As end user prices were very low, manufacturers had to ensure low costs from their own HDD parts suppliers.
To make sure they had low prices, all HDD manufacturers were placing huge orders for HDD components, as the bigger the quantity ordered the deeper the discount.
HDD makers were ordering HDD parts and building drives despite lower demand because that was the only way they could kept the manufacturing costs low enough to compete in the market.
And thus there was overproduction.
A hard disk drive manufactured in January 2011 had a big chance to be sold in March the next year.
The stocks were so high that 1TB disks were discounted for even 40 dollars a drive.
After WD bought Hitachi HDD plants and Seagate got Samsung’s HDD division, the companies were preparing a global price settlement.
Prices went up very slow at first, but the catastrophic Thailand flooding gave them a pretext to suddenly triple the prices despite having huge stocks of drives manufactured in the previous 18 months.
Those drives that were likely manufactured for less than 40 dollars ended up selling for around 160 USD and sometimes even more.
Here are some charts describing the way prices evolved in the past months.
And here are Seagate’s official financial statements from the third quarter of 2011 and the third quarter of 2012.
We would like you to pay attention to the net income statements:
2011 : “The company reported a gross margin of 19.1% and a net income of $93 million with diluted earnings per share of $0.21.”
2012 : “The company reported a gross margin of 37% and a net income of $1.1 billion with diluted earnings per share of $2.48.”
That’s an approximated net income increase of over 1182 percent.
The theory with “higher demand usually raises prices” doesn’t hold water here.
When a limited-edition luxury car is announced and orders are placed with deliveries slated for the next two years, the price doesn’t go up to ten billion a piece just because there is greater demand than the number of cars manufactured.
On the other hand, if this analogy is too different from the HDD industry, let’s put it another way.
You can’t increase prices on something that is not available. There is much greater demand for Nvidia’s Kepler cards, but you don’t see neither Nvidia nor its resellers putting 3000 USD prices for GTX 690 cards just because those are not yet available.
But hard disk drives really were available when the floods hit, stocks were huge.
Usually people preorder if something is highly desired and the wait period is limited to a couple of days.
Only in a price-fixing scheme can the prices be jacked up by 300% in a single day.
Big OEMs like HP, DELL or Acer and big channel resellers jumped and placed huge orders to ensure some "discounts" and availability in the following weeks.

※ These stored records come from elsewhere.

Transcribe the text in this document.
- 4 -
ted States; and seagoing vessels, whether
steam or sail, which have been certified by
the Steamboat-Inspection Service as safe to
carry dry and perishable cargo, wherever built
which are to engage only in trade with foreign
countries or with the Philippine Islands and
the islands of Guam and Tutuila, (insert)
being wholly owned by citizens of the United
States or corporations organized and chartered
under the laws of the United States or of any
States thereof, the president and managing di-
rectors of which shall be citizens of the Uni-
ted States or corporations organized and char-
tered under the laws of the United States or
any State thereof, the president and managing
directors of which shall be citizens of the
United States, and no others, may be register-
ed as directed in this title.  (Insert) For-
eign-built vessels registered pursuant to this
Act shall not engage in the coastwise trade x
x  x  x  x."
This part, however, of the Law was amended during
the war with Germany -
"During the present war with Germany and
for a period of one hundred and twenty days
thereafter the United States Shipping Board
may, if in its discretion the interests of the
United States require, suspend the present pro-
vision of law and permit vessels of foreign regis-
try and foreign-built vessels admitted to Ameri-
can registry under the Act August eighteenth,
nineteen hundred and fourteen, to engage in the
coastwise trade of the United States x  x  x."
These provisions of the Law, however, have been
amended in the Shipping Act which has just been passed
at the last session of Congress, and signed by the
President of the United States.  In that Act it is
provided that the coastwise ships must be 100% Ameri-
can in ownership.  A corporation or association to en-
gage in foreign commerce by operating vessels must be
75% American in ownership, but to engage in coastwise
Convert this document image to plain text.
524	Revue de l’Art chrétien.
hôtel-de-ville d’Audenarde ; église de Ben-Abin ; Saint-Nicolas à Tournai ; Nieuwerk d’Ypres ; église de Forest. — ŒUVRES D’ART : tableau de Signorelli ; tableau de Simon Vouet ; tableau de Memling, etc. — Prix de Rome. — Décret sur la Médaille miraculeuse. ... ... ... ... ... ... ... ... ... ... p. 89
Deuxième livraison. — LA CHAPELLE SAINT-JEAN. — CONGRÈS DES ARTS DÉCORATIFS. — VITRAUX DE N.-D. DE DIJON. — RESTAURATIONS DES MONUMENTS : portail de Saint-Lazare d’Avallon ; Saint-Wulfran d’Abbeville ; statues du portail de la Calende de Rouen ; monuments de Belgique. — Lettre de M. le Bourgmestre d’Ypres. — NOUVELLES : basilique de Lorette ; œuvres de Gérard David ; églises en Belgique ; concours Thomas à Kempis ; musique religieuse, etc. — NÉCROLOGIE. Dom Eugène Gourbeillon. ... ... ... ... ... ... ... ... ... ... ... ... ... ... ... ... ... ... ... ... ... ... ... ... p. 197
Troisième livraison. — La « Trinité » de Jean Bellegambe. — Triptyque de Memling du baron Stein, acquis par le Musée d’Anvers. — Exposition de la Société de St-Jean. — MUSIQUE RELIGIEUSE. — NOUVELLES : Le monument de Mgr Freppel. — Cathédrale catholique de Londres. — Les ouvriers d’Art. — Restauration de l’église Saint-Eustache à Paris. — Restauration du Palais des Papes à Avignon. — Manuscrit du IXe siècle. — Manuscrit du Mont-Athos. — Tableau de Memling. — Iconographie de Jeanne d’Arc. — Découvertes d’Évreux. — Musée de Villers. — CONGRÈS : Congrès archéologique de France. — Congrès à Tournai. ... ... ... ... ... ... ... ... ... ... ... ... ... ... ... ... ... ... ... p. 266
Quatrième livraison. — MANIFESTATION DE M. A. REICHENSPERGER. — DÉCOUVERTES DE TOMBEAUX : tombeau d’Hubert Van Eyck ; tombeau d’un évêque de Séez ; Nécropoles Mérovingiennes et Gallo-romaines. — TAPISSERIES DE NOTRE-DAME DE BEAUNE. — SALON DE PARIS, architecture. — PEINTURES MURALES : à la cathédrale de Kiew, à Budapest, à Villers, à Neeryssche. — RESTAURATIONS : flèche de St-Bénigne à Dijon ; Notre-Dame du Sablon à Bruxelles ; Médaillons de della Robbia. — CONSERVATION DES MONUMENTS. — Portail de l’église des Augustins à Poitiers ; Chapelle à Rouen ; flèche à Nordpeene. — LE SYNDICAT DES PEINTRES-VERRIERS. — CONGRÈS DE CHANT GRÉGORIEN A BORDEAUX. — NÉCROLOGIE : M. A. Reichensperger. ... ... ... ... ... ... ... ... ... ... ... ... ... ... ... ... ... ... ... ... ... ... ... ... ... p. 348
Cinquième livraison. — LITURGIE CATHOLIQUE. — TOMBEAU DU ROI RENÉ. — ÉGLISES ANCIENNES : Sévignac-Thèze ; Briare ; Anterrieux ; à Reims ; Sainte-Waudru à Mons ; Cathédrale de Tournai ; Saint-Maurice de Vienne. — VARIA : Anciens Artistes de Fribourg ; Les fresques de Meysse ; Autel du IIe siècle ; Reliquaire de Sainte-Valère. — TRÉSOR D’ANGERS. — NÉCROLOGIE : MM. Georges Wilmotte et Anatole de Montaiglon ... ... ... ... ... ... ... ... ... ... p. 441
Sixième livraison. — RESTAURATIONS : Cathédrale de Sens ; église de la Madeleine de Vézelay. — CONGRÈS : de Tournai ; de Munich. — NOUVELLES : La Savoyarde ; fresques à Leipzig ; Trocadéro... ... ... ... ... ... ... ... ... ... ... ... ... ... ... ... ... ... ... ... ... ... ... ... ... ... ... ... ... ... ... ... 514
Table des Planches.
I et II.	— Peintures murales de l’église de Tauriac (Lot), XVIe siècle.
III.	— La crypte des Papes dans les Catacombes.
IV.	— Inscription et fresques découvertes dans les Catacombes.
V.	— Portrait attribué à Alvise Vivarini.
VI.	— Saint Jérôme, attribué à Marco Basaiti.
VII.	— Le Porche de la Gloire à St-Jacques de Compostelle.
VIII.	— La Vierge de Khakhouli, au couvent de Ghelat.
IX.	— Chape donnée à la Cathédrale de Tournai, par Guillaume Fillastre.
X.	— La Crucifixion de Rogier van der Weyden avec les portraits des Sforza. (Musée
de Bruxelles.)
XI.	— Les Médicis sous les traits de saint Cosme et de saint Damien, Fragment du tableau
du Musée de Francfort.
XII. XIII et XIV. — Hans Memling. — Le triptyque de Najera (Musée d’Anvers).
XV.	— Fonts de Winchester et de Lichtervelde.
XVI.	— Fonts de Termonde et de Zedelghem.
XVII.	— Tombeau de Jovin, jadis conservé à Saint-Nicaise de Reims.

Their huge orders really created a slight shortage of about 3-4 percent that mostly impacted end-users and online retail shops.
On the distribution channel, the HDDs were always available and smaller resellers were blackmailed into accepting huge prices despite strong protests.
Editor's Note:
The attitude of the regional distributors was :
"You buy them at these prices! You see the "Out of Stock!" sign on the online shops?
Those are "Out of Stock" so that we can make them available for you. If you don't want them, we'll ship the merchandise there."
The two companies now ruling the HDD market are buying back their own shares at the current market price because they know business ahead will be very good.
Seagate initially announced they were putting up $2.5 billion dollars to buy back the company’s shares and then Western Digital allocated more than $2 billion dollars in an identical move.
The authorities are quite defying in their lack of action as we are currently being robbed and the competition on the 3.5” HDD market is basically nonexistent.
Sure, there will be an inquiry about price fixing in the next five years, but by then we will have been robbed over and over again while the companies will simply make some lawyers very rich and pay a settlement to the state.
Buying SSD and using optical media as a data backup and storage solution seems to be the only option right now for the end-user.